By January 1, 2026, manufacturers of products that contain “intentionally added PFAs” (meaning PFAS added during the manufacturing process to perform a specific function) must disclose the existence and reason for the intentionally added PFAS to the Minnesota Pollution Control Agency (MPCA). Products for which required disclosures are not made may not be sold or distribute in Minnesota.

In addition, beginning January 1, 2025, the following products containing intentionally added PFAS may not be sold or distribute in Minnesota: carpets or rugs; cleaning products; cookware; cosmetics; dental floss; fabric treatments; juvenile products; menstruation products; textile furnishings; ski wax; or upholstered furniture. Between 2025 and 2031, the PCA can add additional products categories to this no sale/no distribution list.

Failure to comply could result in fines of up to $10,000 per day plus additional damages and costs.

NFIB and many other business groups objected to the vagueness and infeasibility of this tracking system and the broad power to ban consumer products given to a state agency. It is unclear how a manufacturer or retailer in Minnesota would receive notice of added PFAS in a product manufactured – in whole or part – in another state or country where this disclosure is not required.

This is especially true of the manufacture or assembly of a product takes part in multiple locations outside of Minnesota, and PFAS is intentionally added one or more stops before the product enters our state.

The new regulation is likely to undergo revision and/or litigation in coming years in order to make it workable.

HEALTHCARE

Public Option. A government-directed public option essentially allows politicians and bureaucrats to dictate the design and cost of a health insurance plan. A true public option is run by the government as an insurance product that competes with private plans, relying on taxpayer-funded subsidies to gradually undercut the private market until private insurance plans can no longer compete on price and exit the market.

Under the Minnesota public option scheme, politicians and bureaucrats will design individual and small group insurance plans that will be sold by the state or must be sold by private insurance companies. These plans will compete with privately designed options currently available in those markets.

The earliest a public option could be implemented would be 1/1/27, but several steps are required and future legislative action is likely necessary before any plan could come to fruition. NFIB has and will continue to vigorously oppose risky government healthcare schemes that eliminate private market options for small businesses.

Single Payer Study & More. The bill also includes a single payer study (but no plan for implementation), a study of the state taking over direct management of public health programs liked Medicaid and MinnesotaCare (would be a financial disaster), and expansion of MinnesotaCare to undocumented immigrants.

Healthcare Mandates.

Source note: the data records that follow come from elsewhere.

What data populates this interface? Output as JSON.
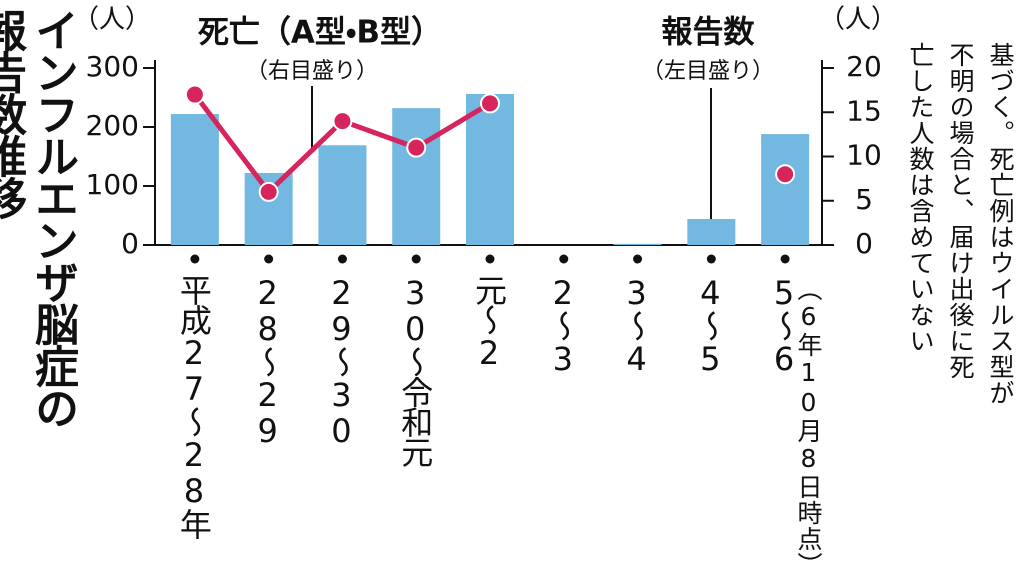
{
  "chart_data": {
    "type": "bar",
    "title_lines": [
      "インフルエンザ脳症の",
      "報告数推移"
    ],
    "categories": [
      "平成27～28年",
      "28～29",
      "29～30",
      "30～令和元",
      "元～2",
      "2～3",
      "3～4",
      "4～5",
      "5～6"
    ],
    "category_note": "（6年10月8日時点）",
    "series": [
      {
        "name": "報告数",
        "scale_label": "（左目盛り）",
        "type": "bar",
        "color": "#72b8e0",
        "values": [
          222,
          122,
          169,
          232,
          256,
          0,
          2,
          44,
          188
        ]
      },
      {
        "name": "死亡（A型・B型）",
        "scale_label": "（右目盛り）",
        "type": "line",
        "axis": "y2",
        "color": "#d6245c",
        "values": [
          17,
          6,
          14,
          11,
          16,
          null,
          null,
          null,
          8
        ]
      }
    ],
    "ylabel": "（人）",
    "ylim": [
      0,
      300
    ],
    "yticks": [
      0,
      100,
      200,
      300
    ],
    "y2label": "（人）",
    "y2lim": [
      0,
      20
    ],
    "y2ticks": [
      0,
      5,
      10,
      15,
      20
    ],
    "note_lines": [
      "基づく。死亡例はウイルス型が",
      "不明の場合と、届け出後に死",
      "亡した人数は含めていない"
    ]
  }
}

Minnesota has the most extensive set of health insurance coverage mandates in the country (over 60 specific benefit mandates by some counts), in addition to the benefits required under the federal Affordable Care Act (ACA).

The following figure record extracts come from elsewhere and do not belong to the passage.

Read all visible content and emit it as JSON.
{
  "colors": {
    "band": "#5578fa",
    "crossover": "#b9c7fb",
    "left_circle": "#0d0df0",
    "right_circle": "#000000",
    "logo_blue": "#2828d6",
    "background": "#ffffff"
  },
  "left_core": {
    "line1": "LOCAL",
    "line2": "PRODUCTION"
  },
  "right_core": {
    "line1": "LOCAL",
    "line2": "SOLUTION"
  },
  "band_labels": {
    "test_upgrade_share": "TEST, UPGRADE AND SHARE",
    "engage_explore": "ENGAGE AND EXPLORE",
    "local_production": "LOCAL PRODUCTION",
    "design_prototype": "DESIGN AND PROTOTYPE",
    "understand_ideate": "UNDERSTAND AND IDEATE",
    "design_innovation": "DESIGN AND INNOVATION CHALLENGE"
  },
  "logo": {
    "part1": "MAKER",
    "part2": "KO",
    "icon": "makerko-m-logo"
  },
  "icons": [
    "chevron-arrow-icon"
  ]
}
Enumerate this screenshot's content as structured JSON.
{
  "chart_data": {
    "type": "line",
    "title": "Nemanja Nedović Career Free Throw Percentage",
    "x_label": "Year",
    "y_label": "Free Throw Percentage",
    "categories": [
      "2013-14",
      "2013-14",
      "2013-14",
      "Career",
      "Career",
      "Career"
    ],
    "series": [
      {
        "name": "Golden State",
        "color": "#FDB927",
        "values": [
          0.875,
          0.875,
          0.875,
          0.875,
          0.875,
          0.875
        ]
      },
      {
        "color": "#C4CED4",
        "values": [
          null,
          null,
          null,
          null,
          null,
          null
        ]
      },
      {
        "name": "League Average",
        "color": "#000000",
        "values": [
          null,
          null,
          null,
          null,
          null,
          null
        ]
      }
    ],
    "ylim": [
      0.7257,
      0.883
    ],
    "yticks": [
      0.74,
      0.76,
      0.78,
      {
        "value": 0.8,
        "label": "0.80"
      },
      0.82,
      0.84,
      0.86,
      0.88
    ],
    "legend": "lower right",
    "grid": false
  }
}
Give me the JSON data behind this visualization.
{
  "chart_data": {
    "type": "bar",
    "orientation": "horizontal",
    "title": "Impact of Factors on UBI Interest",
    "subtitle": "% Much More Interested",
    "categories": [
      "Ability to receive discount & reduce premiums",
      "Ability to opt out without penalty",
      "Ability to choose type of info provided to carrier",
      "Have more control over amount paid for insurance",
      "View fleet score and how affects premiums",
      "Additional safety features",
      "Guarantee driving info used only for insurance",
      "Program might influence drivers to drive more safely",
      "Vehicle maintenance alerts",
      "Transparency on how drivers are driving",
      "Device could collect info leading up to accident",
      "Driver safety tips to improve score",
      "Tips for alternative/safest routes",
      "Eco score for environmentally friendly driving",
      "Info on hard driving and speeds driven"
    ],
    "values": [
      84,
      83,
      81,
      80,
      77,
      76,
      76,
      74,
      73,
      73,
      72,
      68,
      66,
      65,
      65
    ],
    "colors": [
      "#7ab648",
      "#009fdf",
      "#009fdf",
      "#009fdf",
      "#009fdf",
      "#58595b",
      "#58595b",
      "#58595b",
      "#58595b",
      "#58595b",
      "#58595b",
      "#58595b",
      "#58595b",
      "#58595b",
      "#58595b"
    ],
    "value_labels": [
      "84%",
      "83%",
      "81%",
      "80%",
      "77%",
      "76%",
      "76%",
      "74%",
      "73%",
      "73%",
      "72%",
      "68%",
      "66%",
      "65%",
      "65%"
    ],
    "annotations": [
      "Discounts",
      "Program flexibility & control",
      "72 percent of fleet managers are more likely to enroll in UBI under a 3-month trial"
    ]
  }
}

Each mandated benefit is equivalent to roughly 0.5% to 1% of the cost of a health insurance policy, contributing to the high cost of health insurance in Minnesota.

State-mandated benefits fall exclusively on the fully insured market, where individuals and most small businesses obtain health insurance (as opposed to the self-insured market, which is subject to only limited state regulation under federal law and is where most large employers obtain coverage).

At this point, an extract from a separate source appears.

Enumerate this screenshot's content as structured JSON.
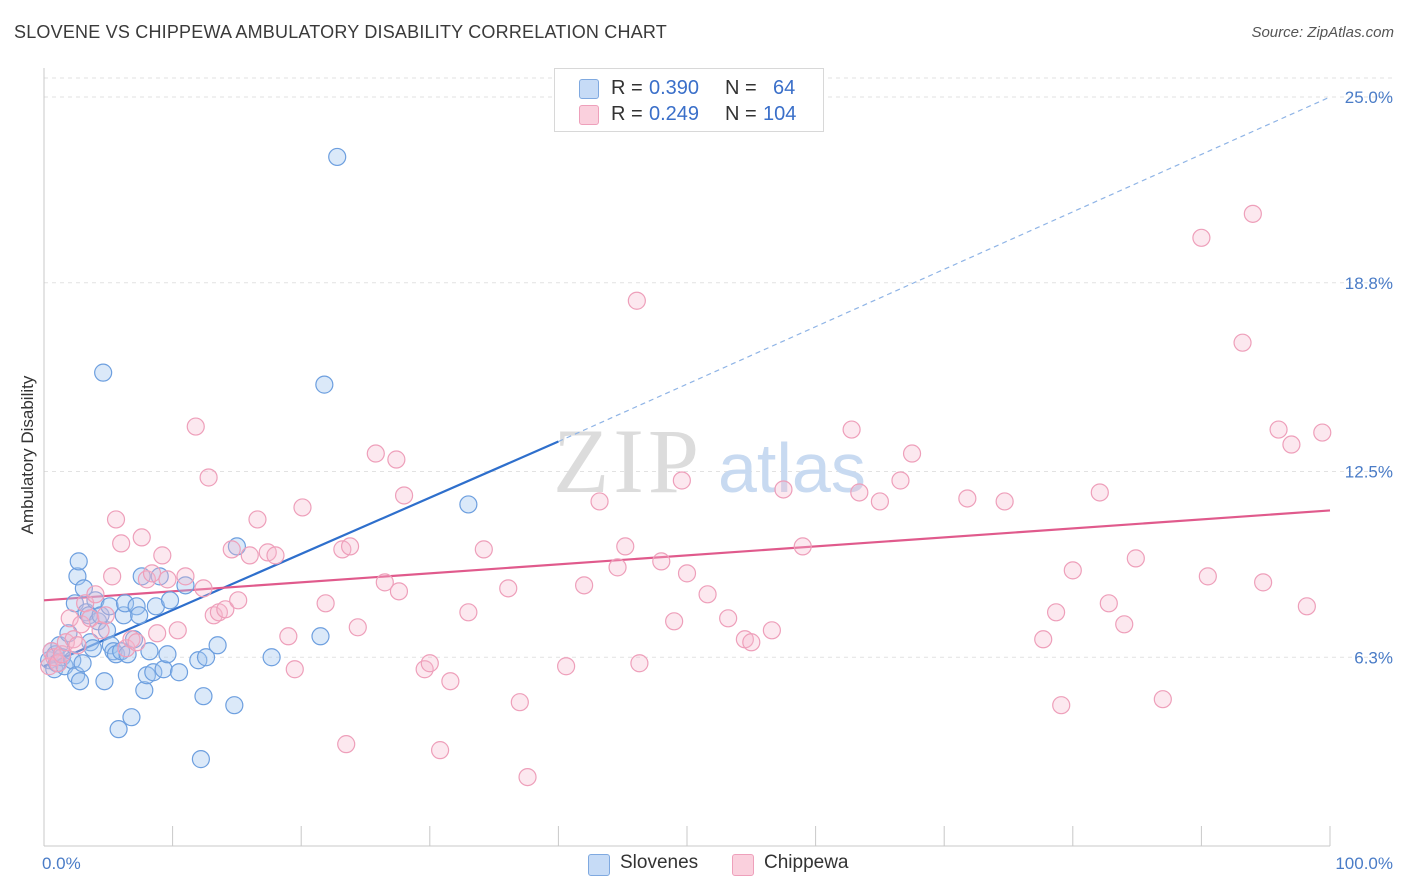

Lawmakers proposed dozens of health coverage mandates this year and the final Health and Human Services Budget included a few of them, with expanded mammogram and contraceptives coverage among them.

Fortunately, NFIB and several other organizations worked to stop the most expensive healthcare mandate proposed this year: a prohibition on “white bagging” of clinician-administered specialty prescription drugs. This proposal would have eliminated a critical healthcare cost containment tool for small employers that offer health coverage.